Deze verschillen leiden er in de praktijk toe dat afval dat moet
worden gestort, over grote afstanden wordt vervoerd om een zo
gunstig mogelijke prijsstelling te krijgen. Internationaal gezien
zijn de prijsverschillen nog groter. Het is dus voor bedrijven
aantrekkelijk in het buitenland te storten om de kosten zo laag
mogelijk te houden.
Zoals aangegeven bestaat het grootste deel van het aangeboden
afval uit mengvrachten. Deze mengvrachten worden vaak
verbrand. In de jaren zestig en zeventig zijn naast de
verbrandingsinstallaties in Rotterdam en Amsterdam aan de rand van
negen grote steden vuilverbrandingsinstallaties (AVI’s) gebouwd.
Het doel van verbranden is te zorgen voor volumevermindering van
het afval door het om te zetten in gassen en restprodukten
(slakken). In de hete oven wordt van het vaste afval 75% omgezet in
rookgassen, 23% in slakken en 2% in vliegstof. Deze gassen kunnen
sterk bijdragen aan de zure regen. In het vliegstof kunnen
gevaarlijke zware metalen en zeer kleine, maar uiterst giftige
stoffen zitten. Tot voor enkele jaren konden AVI’s deze rookgassen
onbelemmerd de lucht in stoten, maar sinds 1989 worden filters
voorgeschreven. Het vliegas moet op een gecontroleerde stortplaats
worden gestort. De eisen die daaraan worden gesteld, zullen de
verwerkingsprijs in de toekomst sterk laten oplopen. In 1993 is in
13 verbrandingsinstallaties in totaal circa 2.9 miljoen ton afval
verbrand. In tabel 3 van de Bijlage is te zien hoe die 2.900 kton
verbrand afval is verdeeld over de soorten afval. Het meeste
verbrande afval in Nederland bestaat uit huishoudelijk afval. Het
verbranden van bedrijfsafval neemt toe. Er bestaat in Nederland een
grote variatie in prijzen per ton verbrand afval. De laagste
vraagprijs voor verbranding van huishoudelijk afval bedraagt f.72,-
en de hoogste f.230,-. De gemiddelde prijs voor verbranding van
huishoudelijk afval ligt in Nederland op f.159,-. De
verbrandingscapaciteit bedraagt 2.982 kton en wordt dus vrijwel in
zijn geheel gebruikt. Meer afval betekent dus in wezen dat er meer
verbrandingsinstallaties moeten komen. Recentelijk (27 april 1995)

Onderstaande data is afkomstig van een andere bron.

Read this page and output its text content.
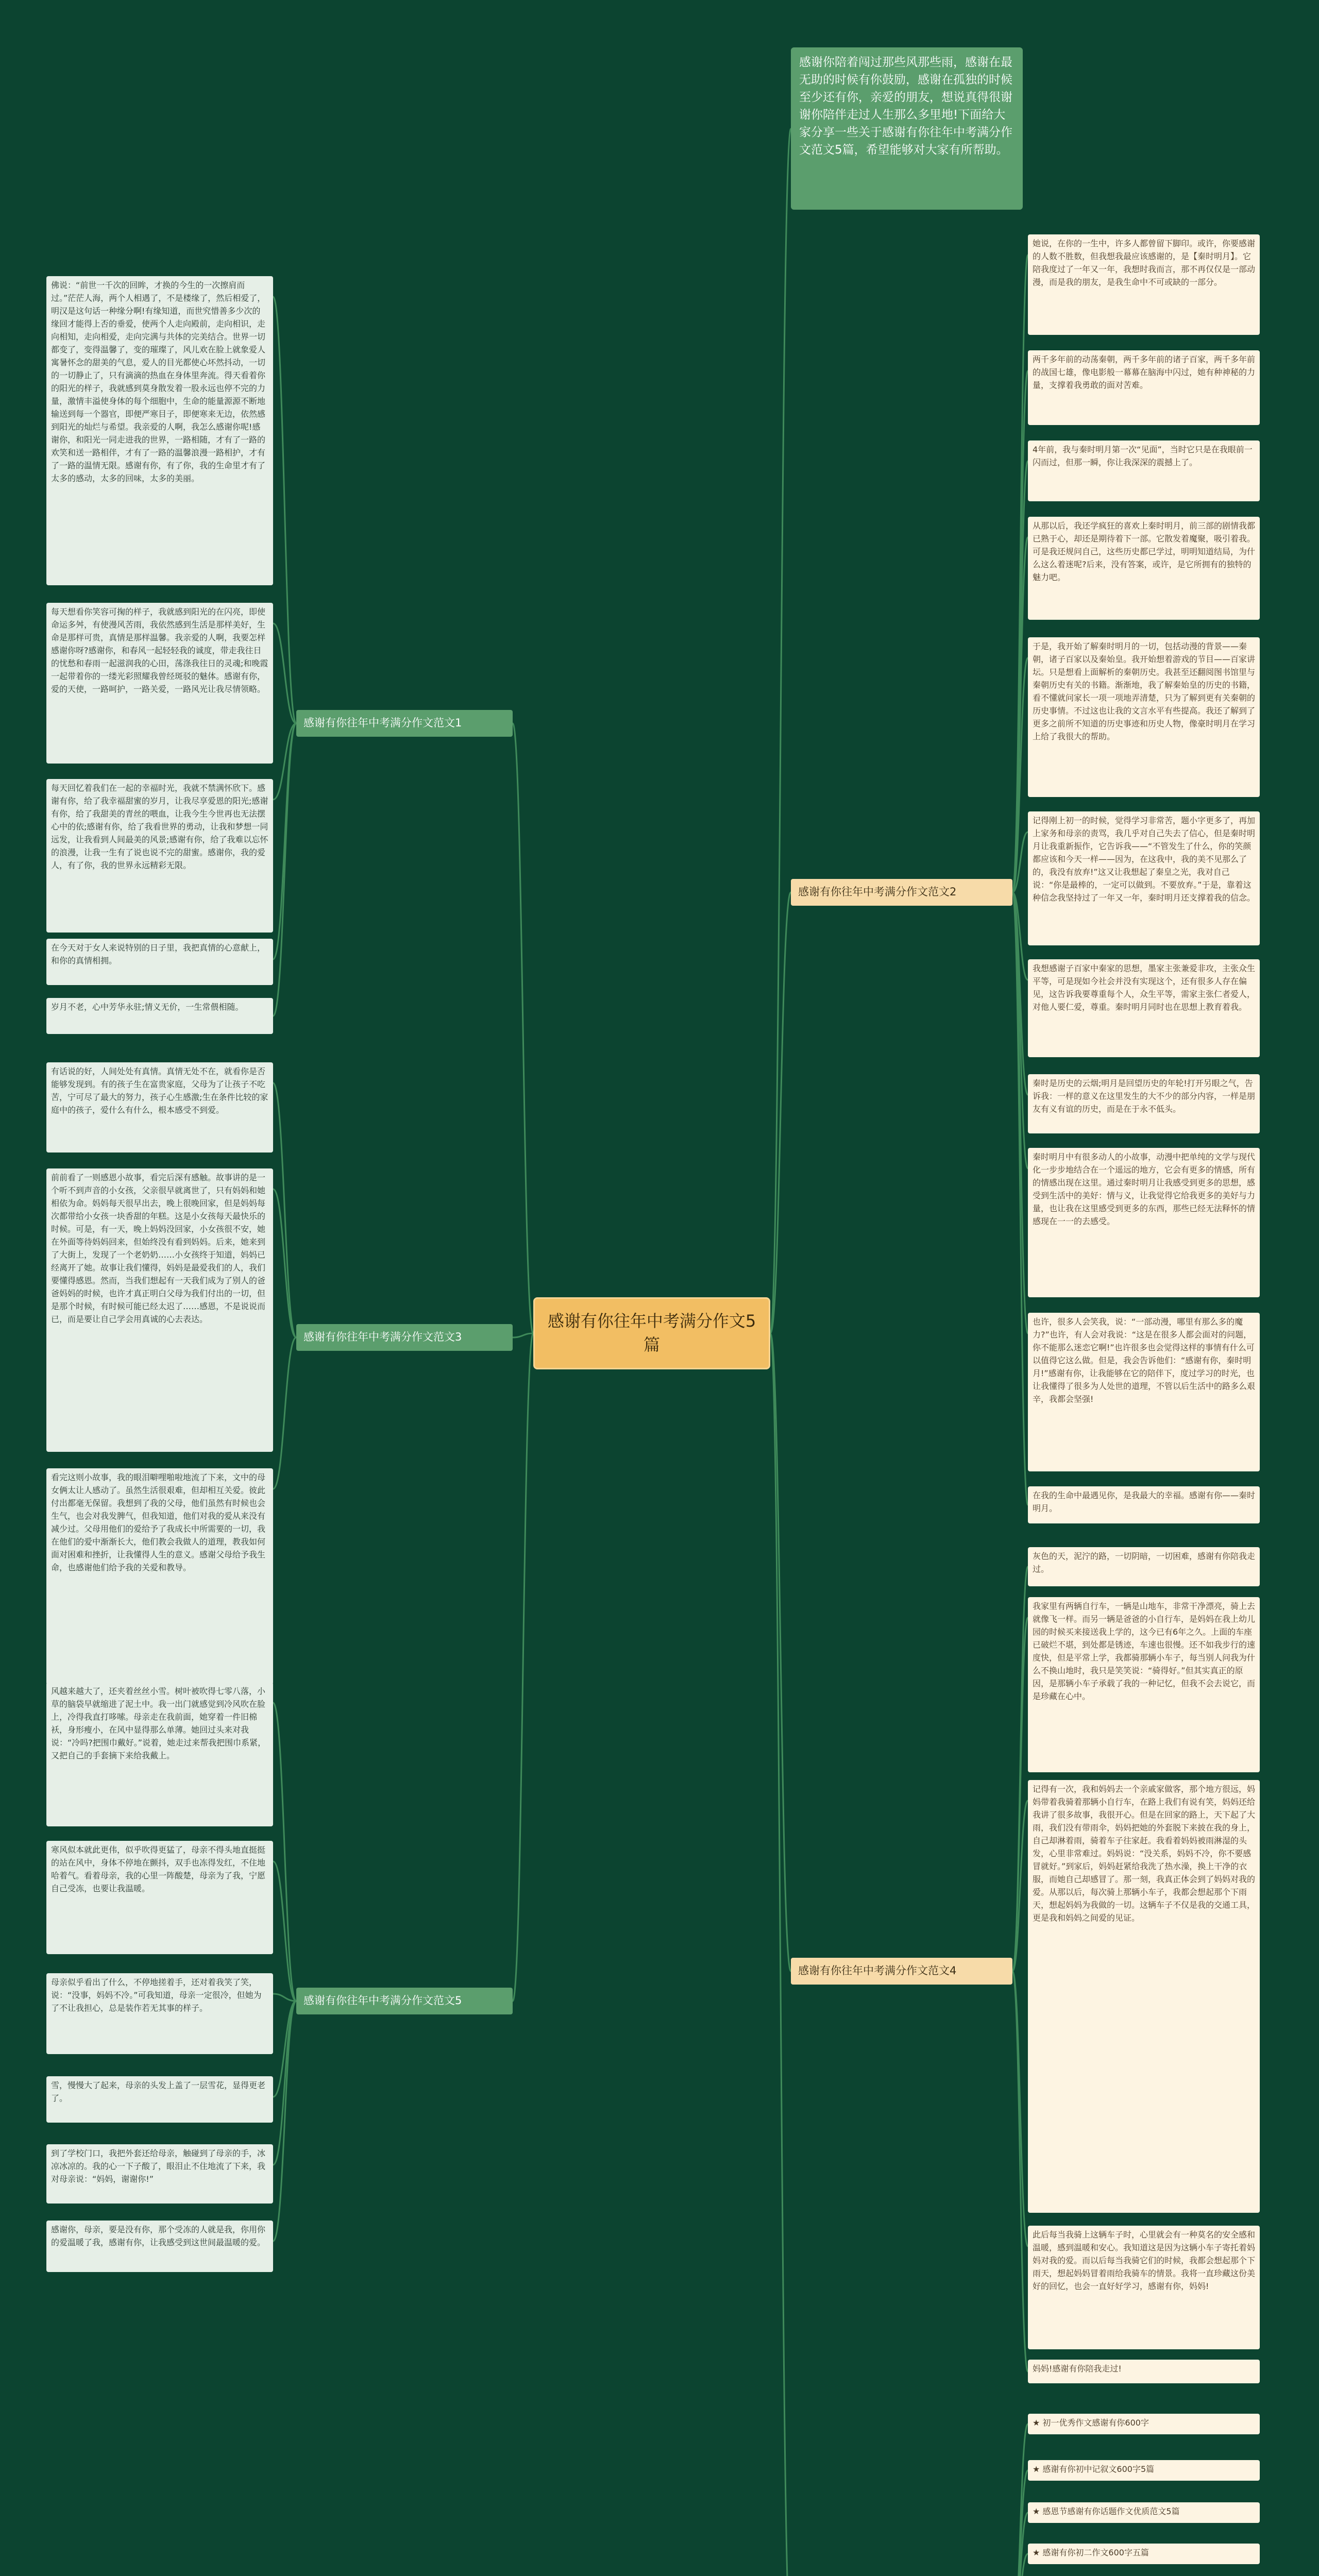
感谢有你往年中考满分作文5篇
感谢你陪着闯过那些风那些雨，感谢在最无助的时候有你鼓励，感谢在孤独的时候至少还有你，亲爱的朋友，想说真得很谢谢你陪伴走过人生那么多里地!下面给大家分享一些关于感谢有你往年中考满分作文范文5篇，希望能够对大家有所帮助。
感谢有你往年中考满分作文范文1
佛说：“前世一千次的回眸，才换的今生的一次擦肩而过。”茫茫人海，两个人相遇了，不是楼缘了，然后相爱了，明汉是这句话一种缘分啊!有缘知道，而世究惜善多少次的缘回才能得上否的垂爱，使两个人走向殿前，走向相识，走向相知，走向相爱，走向完满与共体的完美结合。世界一切都变了，变得温馨了，变的璀璨了，风儿欢在脸上就象爱人寓暑怀念的甜美的气息，爱人的目光都使心坏然抖动，一切的一切静止了，只有滴滴的热血在身体里奔流。得天看着你的阳光的样子，我就感到莫身散发着一股永远也停不完的力量，激情丰溢使身体的每个细胞中，生命的能量源源不断地输送到每一个器官，即便严寒目子，即便寒来无边，依然感到阳光的灿烂与希望。我亲爱的人啊，我怎么感谢你呢!感谢你，和阳光一同走进我的世界，一路相随，才有了一路的欢笑和送一路相伴，才有了一路的温馨浪漫一路相护，才有了一路的温情无限。感谢有你，有了你，我的生命里才有了太多的感动，太多的回味，太多的美丽。
每天想看你笑容可掬的样子，我就感到阳光的在闪亮，即使命运多舛，有使漫风苦雨，我依然感到生活是那样美好，生命是那样可贵，真情是那样温馨。我亲爱的人啊，我要怎样感谢你呀?感谢你，和春风一起轻轻我的诚度，带走我往日的忧愁和春雨一起滋润我的心田，荡涤我往日的灵魂;和晚霞一起带着你的一缕光彩照耀我曾经斑驳的魅体。感谢有你，爱的天使，一路呵护，一路关爱，一路风光让我尽情领略。
每天回忆着我们在一起的幸福时光，我就不禁满怀欣下。感谢有你，给了我幸福甜蜜的岁月，让我尽享爱恩的阳光;感谢有你，给了我甜美的青丝的喂血，让我今生今世再也无法摆心中的依;感谢有你，给了我看世界的勇动，让我和梦想一同远发，让我看到人间最美的风景;感谢有你，给了我难以忘怀的浪漫，让我一生有了说也说不完的甜蜜。感谢你，我的爱人，有了你，我的世界永远精彩无限。
在今天对于女人来说特别的日子里，我把真情的心意献上，和你的真情相拥。
岁月不老，心中芳华永驻;情义无价，一生常偎相随。
感谢有你往年中考满分作文范文2
她说，在你的一生中，许多人都曾留下脚印。或许，你要感谢的人数不胜数，但我想我最应该感谢的，是【秦时明月】。它陪我度过了一年又一年，我想时我而言，那不再仅仅是一部动漫，而是我的朋友，是我生命中不可或缺的一部分。
两千多年前的动荡秦朝，两千多年前的诸子百家，两千多年前的战国七雄，像电影般一幕幕在脑海中闪过，她有种神秘的力量，支撑着我勇敢的面对苦难。
4年前，我与秦时明月第一次“见面”，当时它只是在我眼前一闪而过，但那一瞬，你让我深深的震撼上了。
从那以后，我还学疯狂的喜欢上秦时明月，前三部的剧情我都已熟于心，却还是期待着下一部。它散发着魔聚，吸引着我。可是我还规问自己，这些历史都已学过，明明知道结局，为什么这么着迷呢?后来，没有答案，或许，是它所拥有的独特的魅力吧。
于是，我开始了解秦时明月的一切，包括动漫的背景——秦朝，诸子百家以及秦始皇。我开始想着游戏的节目——百家讲坛。只是想看上面解析的秦朝历史。我甚至还翻阅图书馆里与秦朝历史有关的书籍。渐渐地，我了解秦始皇的历史的书籍，看不懂就问家长一项一项地弄清楚，只为了解到更有关秦朝的历史事情。不过这也让我的文言水平有些提高。我还了解到了更多之前所不知道的历史事迹和历史人物，像豪时明月在学习上给了我很大的帮助。
记得刚上初一的时候，觉得学习非常苦，题小字更多了，再加上家务和母亲的责骂，我几乎对自己失去了信心，但是秦时明月让我重新振作，它告诉我——“不管发生了什么，你的笑颜都应该和今天一样——因为，在这我中，我的美不见那么了的，我没有放弃!”这又让我想起了秦皇之光，我对自己说：“你是最棒的，一定可以做到。不要放弃。”于是，靠着这种信念我坚持过了一年又一年，秦时明月还支撑着我的信念。
我想感谢子百家中秦家的思想，墨家主张兼爱非攻，主张众生平等，可是现如今社会并没有实现这个，还有很多人存在偏见，这告诉我要尊重每个人，众生平等，需家主张仁者爱人，对他人要仁爱，尊重。秦时明月同时也在思想上教育着我。
秦时是历史的云烟;明月是回望历史的年轮!打开另眼之气，告诉我：一样的意义在这里发生的大不少的部分内容，一样是朋友有义有谊的历史，而是在于永不低头。
秦时明月中有很多动人的小故事，动漫中把单纯的文学与现代化一步步地结合在一个遥远的地方，它会有更多的情感，所有的情感出现在这里。通过秦时明月让我感受到更多的思想，感受到生活中的美好：情与义，让我觉得它给我更多的美好与力量，也让我在这里感受到更多的东西，那些已经无法释怀的情感现在一一的去感受。
也许，很多人会笑我，说：“一部动漫，哪里有那么多的魔力?”也许，有人会对我说：“这是在很多人都会面对的问题，你不能那么迷恋它啊!”也许很多也会觉得这样的事情有什么可以值得它这么做。但是，我会告诉他们：“感谢有你，秦时明月!”感谢有你，让我能够在它的陪伴下，度过学习的时光，也让我懂得了很多为人处世的道理，不管以后生活中的路多么艰辛，我都会坚强!
在我的生命中最遇见你，是我最大的幸福。感谢有你——秦时明月。
感谢有你往年中考满分作文范文3
有话说的好，人间处处有真情。真情无处不在，就看你是否能够发现到。有的孩子生在富贵家庭，父母为了让孩子不吃苦，宁可尽了最大的努力，孩子心生感激;生在条件比较的家庭中的孩子，爱什么有什么，根本感受不到爱。
前前看了一则感恩小故事，看完后深有感触。故事讲的是一个听不到声音的小女孩，父亲很早就离世了，只有妈妈和她相依为命。妈妈每天很早出去，晚上很晚回家，但是妈妈每次都带给小女孩一块香甜的年糕。这是小女孩每天最快乐的时候。可是，有一天，晚上妈妈没回家，小女孩很不安，她在外面等待妈妈回来，但始终没有看到妈妈。后来，她来到了大街上，发现了一个老奶奶……小女孩终于知道，妈妈已经离开了她。故事让我们懂得，妈妈是最爱我们的人，我们要懂得感恩。然而，当我们想起有一天我们成为了别人的爸爸妈妈的时候，也许才真正明白父母为我们付出的一切，但是那个时候，有时候可能已经太迟了……感恩，不是说说而已，而是要让自己学会用真诚的心去表达。
看完这则小故事，我的眼泪噼哩啪啦地流了下来，文中的母女俩太让人感动了。虽然生活很艰难，但却相互关爱。彼此付出都毫无保留。我想到了我的父母，他们虽然有时候也会生气，也会对我发脾气，但我知道，他们对我的爱从来没有减少过。父母用他们的爱给予了我成长中所需要的一切，我在他们的爱中渐渐长大，他们教会我做人的道理，教我如何面对困难和挫折，让我懂得人生的意义。感谢父母给予我生命，也感谢他们给予我的关爱和教导。
感谢有你往年中考满分作文范文4
灰色的天，泥泞的路，一切阴暗，一切困难，感谢有你陪我走过。
我家里有两辆自行车，一辆是山地车，非常干净漂亮，骑上去就像飞一样。而另一辆是爸爸的小自行车，是妈妈在我上幼儿园的时候买来接送我上学的，这今已有6年之久。上面的车座已破烂不堪，到处都是锈迹，车速也很慢。还不如我步行的速度快，但是平常上学，我都骑那辆小车子，每当别人问我为什么不换山地时，我只是笑笑说：“骑得好。”但其实真正的原因，是那辆小车子承载了我的一种记忆，但我不会去说它，而是珍藏在心中。
记得有一次，我和妈妈去一个亲戚家做客，那个地方很远，妈妈带着我骑着那辆小自行车，在路上我们有说有笑，妈妈还给我讲了很多故事，我很开心。但是在回家的路上，天下起了大雨，我们没有带雨伞，妈妈把她的外套脱下来披在我的身上，自己却淋着雨，骑着车子往家赶。我看着妈妈被雨淋湿的头发，心里非常难过。妈妈说：“没关系，妈妈不冷，你不要感冒就好。”到家后，妈妈赶紧给我洗了热水澡，换上干净的衣服，而她自己却感冒了。那一刻，我真正体会到了妈妈对我的爱。从那以后，每次骑上那辆小车子，我都会想起那个下雨天，想起妈妈为我做的一切。这辆车子不仅是我的交通工具，更是我和妈妈之间爱的见证。
此后每当我骑上这辆车子时，心里就会有一种莫名的安全感和温暖，感到温暖和安心。我知道这是因为这辆小车子寄托着妈妈对我的爱。而以后每当我骑它们的时候，我都会想起那个下雨天，想起妈妈冒着雨给我骑车的情景。我将一直珍藏这份美好的回忆，也会一直好好学习，感谢有你，妈妈!
妈妈!感谢有你陪我走过!
感谢有你往年中考满分作文范文5
风越来越大了，还夹着丝丝小雪。树叶被吹得七零八落，小草的脑袋早就缩进了泥土中。我一出门就感觉到冷风吹在脸上，冷得我直打哆嗦。母亲走在我前面，她穿着一件旧棉袄，身形瘦小，在风中显得那么单薄。她回过头来对我说：“冷吗?把围巾戴好。”说着，她走过来帮我把围巾系紧，又把自己的手套摘下来给我戴上。
寒风似本就此更伟，似乎吹得更猛了，母亲不得头地直挺挺的站在风中，身体不停地在颤抖，双手也冻得发红，不住地哈着气。看着母亲，我的心里一阵酸楚，母亲为了我，宁愿自己受冻，也要让我温暖。
母亲似乎看出了什么，不停地搓着手，还对着我笑了笑，说：“没事，妈妈不冷。”可我知道，母亲一定很冷，但她为了不让我担心，总是装作若无其事的样子。
雪，慢慢大了起来，母亲的头发上盖了一层雪花，显得更老了。
到了学校门口，我把外套还给母亲，触碰到了母亲的手，冰凉冰凉的。我的心一下子酸了，眼泪止不住地流了下来，我对母亲说：“妈妈，谢谢你!”
感谢你，母亲，要是没有你，那个受冻的人就是我，你用你的爱温暖了我，感谢有你，让我感受到这世间最温暖的爱。
★ 初一优秀作文感谢有你600字
★ 感谢有你初中记叙文600字5篇
★ 感恩节感谢有你话题作文优质范文5篇
★ 感谢有你初二作文600字五篇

is door het Afval Overleg Orgaan (AOO) Noot in een
ontwerp voor een tweede Tienjarenprogramma Afval 1995-2005 gesteld
dat een uitbreiding van de verbrandingscapaciteit voor afval
overbodig is. De reden hier is dat de afvalberg in 1994 – dank zij
de gescheiden inzameling van GFT-afval – al met een miljoen ton per
jaar is verminderd. Een andere vorm van afvalverwerking is het
composteren. Composteren is het omzetten van
groente-fruit-tuinafval (GFT) in compost. In totaal werd in
Nederland in 1993.883 kton groente, fruit en tuinafval verwerkt tot
compost. De prijs hiervoor bedroeg tussen de f.62,- en f.100,- per
1000 kilo.
Het composteren van (ongesorteerd) afval is in de loop der
tijden moeilijker geworden doordat het steeds meer onverteerbaar
materiaal bevat, zoals glas, blik, plastics en andere kunststoffen.
Daarnaast zijn de normen voor compost strenger geworden. Dit houdt
in dat het gehalte aan zware metalen drastisch omlaag moet wil men
ook in de toekomst nog compost op de markt afzetten. Om de normen
te halen is het belang van een aparte GFT-inzameling sterk
toegenomen. Composteren is veel goedkoper dan verbranden.
Met betrekking tot puinbreken kan worden opgemerkt dat er
een capaciteit bestaat van 10.000 kton en dat daarvan slechts 65%
wordt gebruikt.
Samenvattend kan over de afvalketen in Nederland worden opgemerkt
dat:
1. er verschillende afvalstromen zijn;
2. de prijs per afvalstroom sterk varieert;
3. de prijs van elke bewerking per afvalstroom varieert;
4. de prijs per gebied, per stortplaats, per
verbrandingsinstallatie sterk varieert; 5. de
afvalverwerkingscapaciteit in Nederland de laatste sterk is
toegenomen; 6. de internationale prijsverschillen van punt 1 tot en
met 4 zeer groot zijn; 7. het vaak niet mogelijk is een onderscheid
te maken tussen huishoudelijk, industrieel bedrijfsafval,
industrieel chemisch afval, enz. De afvalstromen zijn dus moeilijk
te scheiden en kunnen gemengd worden aangeboden en verwerkt,
terwijl de prijzen per afvalstroom verschillen.